後からやってきた少女の手には白いマグカップが二つ揃えられていた。そのうちの一つを差し出され、躊躇せずに受け取った。マグカップの中にはホットココアが入っていた。ココアとミルクの甘い香りに肺が満たされる。マグカップの容器は熱く、さっきまで寒い廊下にいた自分の身体が温まっていった。恐る恐る口をつけると、やっぱり熱い。ちびちび飲んでいたら、反対側のソファに腰かけた少女が俺の顔を覗きこんできた。
「改めて自己紹介させて。私はビアンカ・バートウィッスル。まあ、ハツエからいろいろ聞いているでしょうけど」
確かにハツエさんと蓮ヶ原さんはなにやら喋っていたかもしれないが、話半分で聞くことも多いから名前までは把握していなかった。俺のイメージでは、「外国から越してきた謎の女」だった。彼女が手を差し出してきたので、慌てて握り返した。小さくてふんわりとした、花弁のような手だった。
「……十文字蒼夜」
名前だけぶっきらぼうに言えば、ビアンカは手を離した。そして俺と同じようにホットココアで息をついて言う。
「あなたは『呪い』の存在を信じる?」
「呪い……?」
「『呪い』と聞いて、あなたはどんなものを想像する?」
突然の質問に、つい頭からひねり出して考えた。
「うーん……やっぱり、丑の刻参りとかじゃないか?」
「自者から他者への働きかけね。確かにその手の『呪い』は数多くある事例だわ。ただ、彼女の『呪い』はそれとは違うものよ」
「呪い? 蓮ヶ原さんは呪われてるのか?」
「厳密に言えば、他者からは呪われていない。彼女は、自分自身を呪っているの」
マグカップを小さなテーブルに置いた彼女の指の爪が、暖炉の火を映している。海の匂いが、ココアの香りを打ち消していった。
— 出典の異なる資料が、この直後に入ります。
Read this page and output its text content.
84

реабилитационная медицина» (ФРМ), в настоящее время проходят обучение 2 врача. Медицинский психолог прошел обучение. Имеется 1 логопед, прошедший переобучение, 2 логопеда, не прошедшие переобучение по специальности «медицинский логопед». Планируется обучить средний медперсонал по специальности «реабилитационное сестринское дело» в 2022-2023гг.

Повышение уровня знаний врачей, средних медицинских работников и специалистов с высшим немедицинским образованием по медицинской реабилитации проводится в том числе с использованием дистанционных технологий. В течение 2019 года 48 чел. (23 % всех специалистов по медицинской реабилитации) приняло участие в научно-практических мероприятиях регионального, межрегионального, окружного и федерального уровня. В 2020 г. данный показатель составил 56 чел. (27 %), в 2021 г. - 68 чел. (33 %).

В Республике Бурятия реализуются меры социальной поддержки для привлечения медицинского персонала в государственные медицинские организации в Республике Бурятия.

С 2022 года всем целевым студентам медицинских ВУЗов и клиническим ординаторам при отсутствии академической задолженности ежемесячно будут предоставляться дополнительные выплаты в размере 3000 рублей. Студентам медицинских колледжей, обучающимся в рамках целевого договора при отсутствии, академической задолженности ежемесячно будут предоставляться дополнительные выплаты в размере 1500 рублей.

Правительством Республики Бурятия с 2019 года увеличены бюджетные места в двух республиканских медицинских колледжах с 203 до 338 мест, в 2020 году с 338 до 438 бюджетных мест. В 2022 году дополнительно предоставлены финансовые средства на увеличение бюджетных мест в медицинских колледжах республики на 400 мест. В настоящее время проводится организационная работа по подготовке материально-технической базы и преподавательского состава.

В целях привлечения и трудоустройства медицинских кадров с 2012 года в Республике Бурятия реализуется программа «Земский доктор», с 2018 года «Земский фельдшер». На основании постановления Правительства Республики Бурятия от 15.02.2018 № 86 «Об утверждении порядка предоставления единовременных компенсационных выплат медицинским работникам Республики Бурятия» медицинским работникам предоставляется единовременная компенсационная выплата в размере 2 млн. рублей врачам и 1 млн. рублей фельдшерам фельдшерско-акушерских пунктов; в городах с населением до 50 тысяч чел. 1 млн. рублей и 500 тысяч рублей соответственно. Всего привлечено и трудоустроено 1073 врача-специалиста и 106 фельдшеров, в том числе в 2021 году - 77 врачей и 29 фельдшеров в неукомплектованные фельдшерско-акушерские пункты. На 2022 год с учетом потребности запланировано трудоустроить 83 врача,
「私が扱うのはそういった類の呪い……。強い罪悪感や恐怖を植えつけられた者が発症する呪いよ」
「それは……精神疾患とはどう違うんだ?」
「『呪い』の場合は、現実ではありえない奇天烈な現象が起こるわ。あなたにはよく『視える』のではなくて?」
確かに、倒れている蓮ヶ原さんを見たとき、周囲に魚が泳いでいた。周りに水場などない、夜空の下の住宅街でだ。確かに物怖じはしたが、美しい光景だった。あれが呪いだとは信じられない。